Many-body excitations and deexcitations in trapped ultracold bosonic clouds

We employ the multiconfigurational time-dependent Hartree for bosons (MCTDHB) method to study excited states of interacting Bose-Einstein condensates confined by harmonic and double-well trap potentials. Two approaches to access excitations, one static and the other dynamic, are investigated and contrasted. In static simulations the low-lying excitations are computed by utilizing a linear-response theory constructed on top of a static MCTDHB solution (LR-MCTDHB). Complimentarily, we propose two dynamic protocols that address excitations by propagating the MCTDHB wave function.
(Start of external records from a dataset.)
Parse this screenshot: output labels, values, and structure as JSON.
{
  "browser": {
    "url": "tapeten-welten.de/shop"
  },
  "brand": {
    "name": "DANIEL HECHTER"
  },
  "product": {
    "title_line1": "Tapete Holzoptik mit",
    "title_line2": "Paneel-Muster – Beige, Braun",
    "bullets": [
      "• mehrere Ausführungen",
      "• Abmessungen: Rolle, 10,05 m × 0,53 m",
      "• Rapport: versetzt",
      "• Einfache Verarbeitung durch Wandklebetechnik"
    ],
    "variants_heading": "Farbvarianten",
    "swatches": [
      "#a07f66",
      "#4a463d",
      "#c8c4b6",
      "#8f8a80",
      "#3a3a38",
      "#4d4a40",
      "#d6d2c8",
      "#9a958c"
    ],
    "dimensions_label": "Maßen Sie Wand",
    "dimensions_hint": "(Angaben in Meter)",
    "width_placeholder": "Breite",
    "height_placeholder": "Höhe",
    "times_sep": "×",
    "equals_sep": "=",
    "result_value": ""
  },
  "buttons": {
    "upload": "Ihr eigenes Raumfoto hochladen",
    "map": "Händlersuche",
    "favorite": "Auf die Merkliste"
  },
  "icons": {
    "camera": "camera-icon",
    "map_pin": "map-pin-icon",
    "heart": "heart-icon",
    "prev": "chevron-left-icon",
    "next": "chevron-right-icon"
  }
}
In particular, we investigate dipolelike oscillations induced by shifting the origin of the confining potential and breathinglike excitations by quenching the frequency of a parabolic part of the trap. To contrast static predictions and dynamic results we compute the time evolution and regard the respective Fourier transform of several local and nonlocal observables. Namely, we study the expectation value of the position operator < x(t)>, its variance Var[x(t)], and a local density computed at selected positions. We find that the variance is the most sensitive and informative quantity: Along with excitations it contains information about deexcitations even in a linear regime of the induced dynamics. The dynamic protocols are found to access the many-body excitations predicted by the static LR-MCTDHB approach.